A Welcome Grave (Lincoln Perry Book 3) by Michael Koryta

Read by Scott Brick

Blackstone Audio

It’s hard to write a truly original mystery novel in this age. With the vast number of mysteries out there, even what you think is a truly original plot has probably been done multiple times. A Welcome Grave, the third novel by Michael Koryta featuring Private Investigator Lincoln Perry, is chock full of oft used mystery plots and subplots. Lincoln Perry is a disgraced former Cleveland police offer, who turns PI. He’s not well likes by the law enforcement community.  He get’s sucked into a crazy situation by an ex-fiancé, leading the cops to suspect him of multiple crimes.  Lincoln must find a way to clear himself before the cops lock him up. Not too original, right.

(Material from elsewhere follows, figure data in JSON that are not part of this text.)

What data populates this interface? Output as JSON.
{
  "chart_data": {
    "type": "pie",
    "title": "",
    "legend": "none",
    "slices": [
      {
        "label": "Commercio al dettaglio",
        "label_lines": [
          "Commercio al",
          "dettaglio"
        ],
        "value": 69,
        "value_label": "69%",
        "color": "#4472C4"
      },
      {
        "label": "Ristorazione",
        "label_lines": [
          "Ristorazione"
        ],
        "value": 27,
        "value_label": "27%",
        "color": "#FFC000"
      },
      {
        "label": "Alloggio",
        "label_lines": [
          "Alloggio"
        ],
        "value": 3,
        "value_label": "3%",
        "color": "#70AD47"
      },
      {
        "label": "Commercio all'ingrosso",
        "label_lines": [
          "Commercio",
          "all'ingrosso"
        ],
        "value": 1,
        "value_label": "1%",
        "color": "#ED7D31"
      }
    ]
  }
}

Yet, this is what Koryta excels at. Taking time traveled tropes of the genre, and slicing and dicing them up. With a flick of his wrist, the path that you think you are traveling down gets yanked out from under your feet leaving you disoriented. Koryta offers a terrific mystery here, with twists you expect turning into turns you never see coming. Lincoln Perry is not your typical “broken former cop” although on the surface that is what he seems to be. Yet, dig down deeper and you have more complexity and emotion coming from this character than you original expected.

Scott Brick is a professional narrator, and pretty much hits the right buttons.  There is enough dialogue here for Brick to work with, without becoming either stagnated or overwhelmed. Brick picks out the right rhythm for the character. Sometimes Brick’s cadence can become distracting, but the book has enough change of pace not allow Brick to get too comfortable or complacent.